John Baer, Karl H. Beyer Jr., Frederick Novello, and James Sprague: Thiazide Diuretics/Chlorothiazide (posthumous)
Beyer, Sprague, Baer, and Novello were part of the Merck Sharp & Dohme Research Laboratories team that pioneered thiazide diuretics, the first class of drugs to safely and effectively treat hypertension. Today, thiazide diuretics remain a first-line treatment for high blood pressure and related heart problems.
S. Duncan Black and Alonzo G. Decker: Portable Hand-Held Electric Drill (posthumous)
Virtually all of today's electric drills descend from the original portable hand-held drill developed by Black and Decker, whose invention spurred the growth of the modern power tool industry. By 1920, their company, Black & Decker, surpassed $1 million in annual sales and soon had offices in eight U.S. cities and a factory in Canada. Today, the company is known as Stanley Black & Decker.
Andrew Higgins: LCVP (Landing Craft, Vehicle, Personnel); Higgins Boats (posthumous)
Higgins, a New Orleans-based boat builder and inventor, developed and manufactured landing craft critical to the success of the U.S. military during World War II. The best-known was the Landing Craft, Vehicle, Personnel (LCVP), or "Higgins Boat," used to land American troops on the beaches of Normandy on D-Day.
Joseph Lee: Bread Machines (posthumous)
The son of slaves, Boston-area entrepreneur Joseph Lee was a pioneer in the automation of bread and breadcrumb making during the late 1800s. The self-educated inventor was a successful hotel and restaurant owner who created his machines to allow for greater efficiency in his kitchens. By 1900 his devices were used by many of America's leading hotels and were a fixture in hundreds of the country's leading catering establishments.
Joseph Muhler and William Nebergall: Stannous Fluoride Toothpaste (posthumous)

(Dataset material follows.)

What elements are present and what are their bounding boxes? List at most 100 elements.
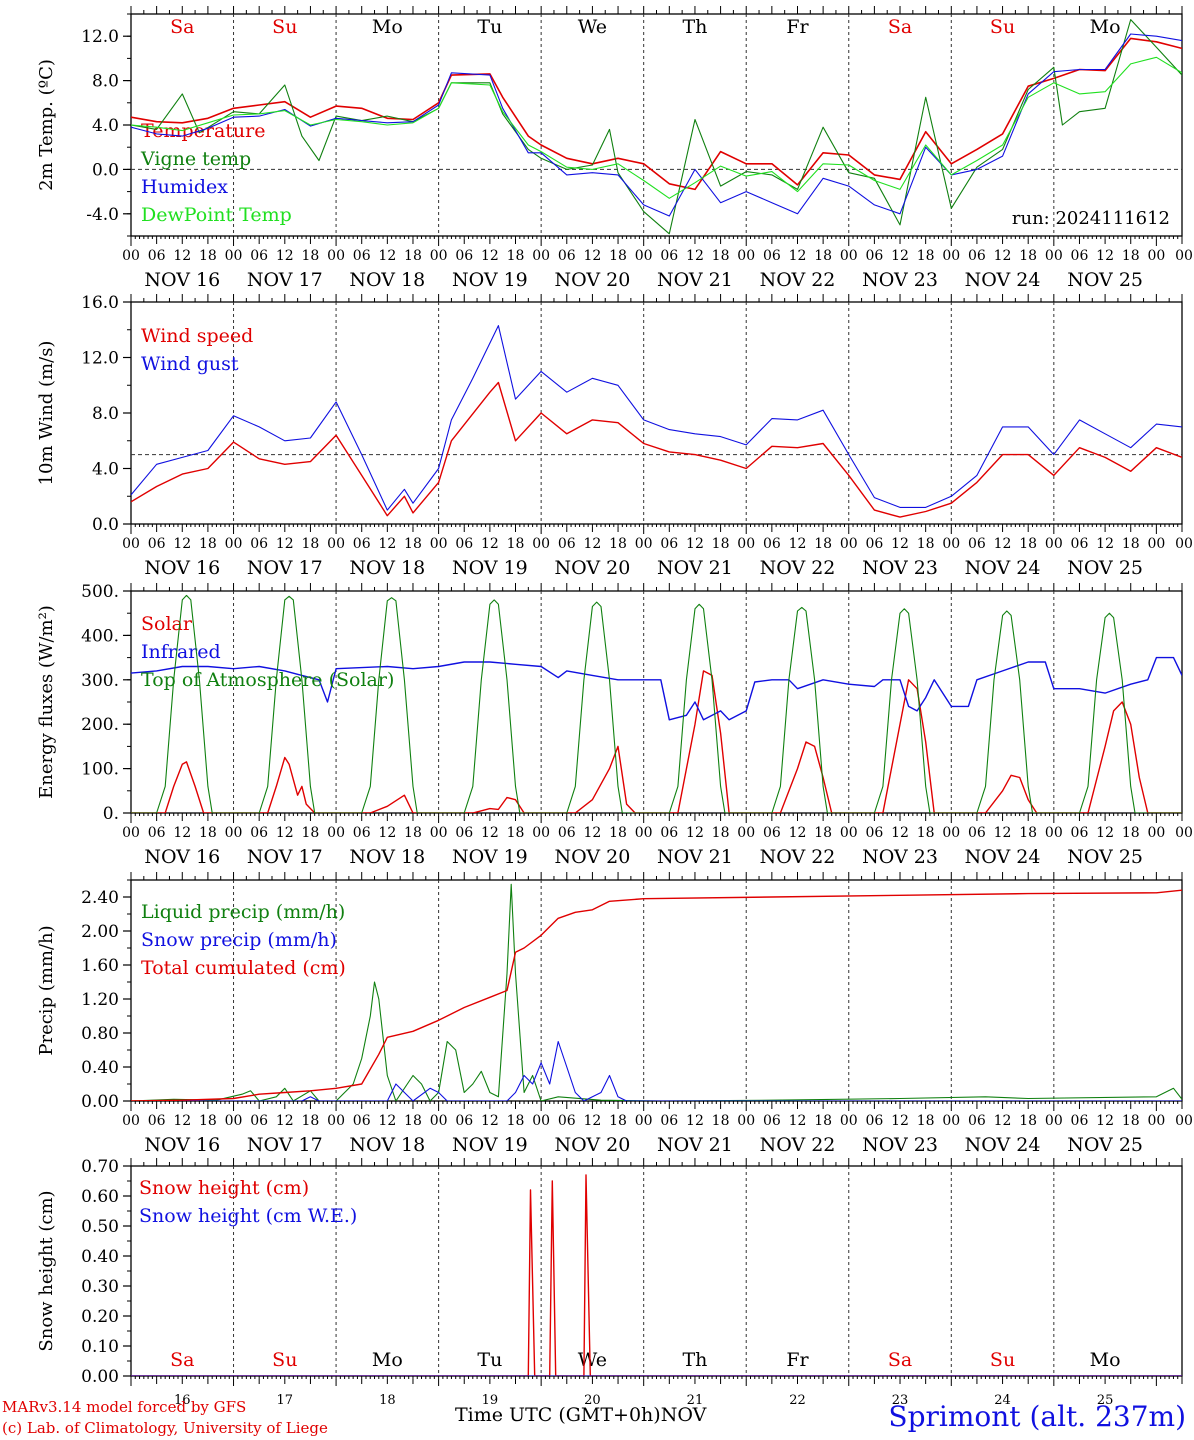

Dentist and biochemist Muhler and inorganic chemist Nebergall developed a cavity-preventing product using stannous fluoride. In 1956, Crest toothpaste was introduced nationally. Four years later, it became the first toothpaste to be recognized by the American Dental Association as an effective decay-preventing agent.
NIHF will honor both the new and previous inductees in a two-day celebration in May. It will kick off May 1 with the Illumination Ceremony at the NIHF museum at USPTO headquarters in Alexandria, Virginia, followed by the induction ceremony on May 2 at the National Building Museum in Washington, DC. Danica McKellar, star of the TV show "The Wonder Years," Hallmark Channel regular, mathematician, and author of "Math Doesn't Suck," among other books, will be the master of ceremonies.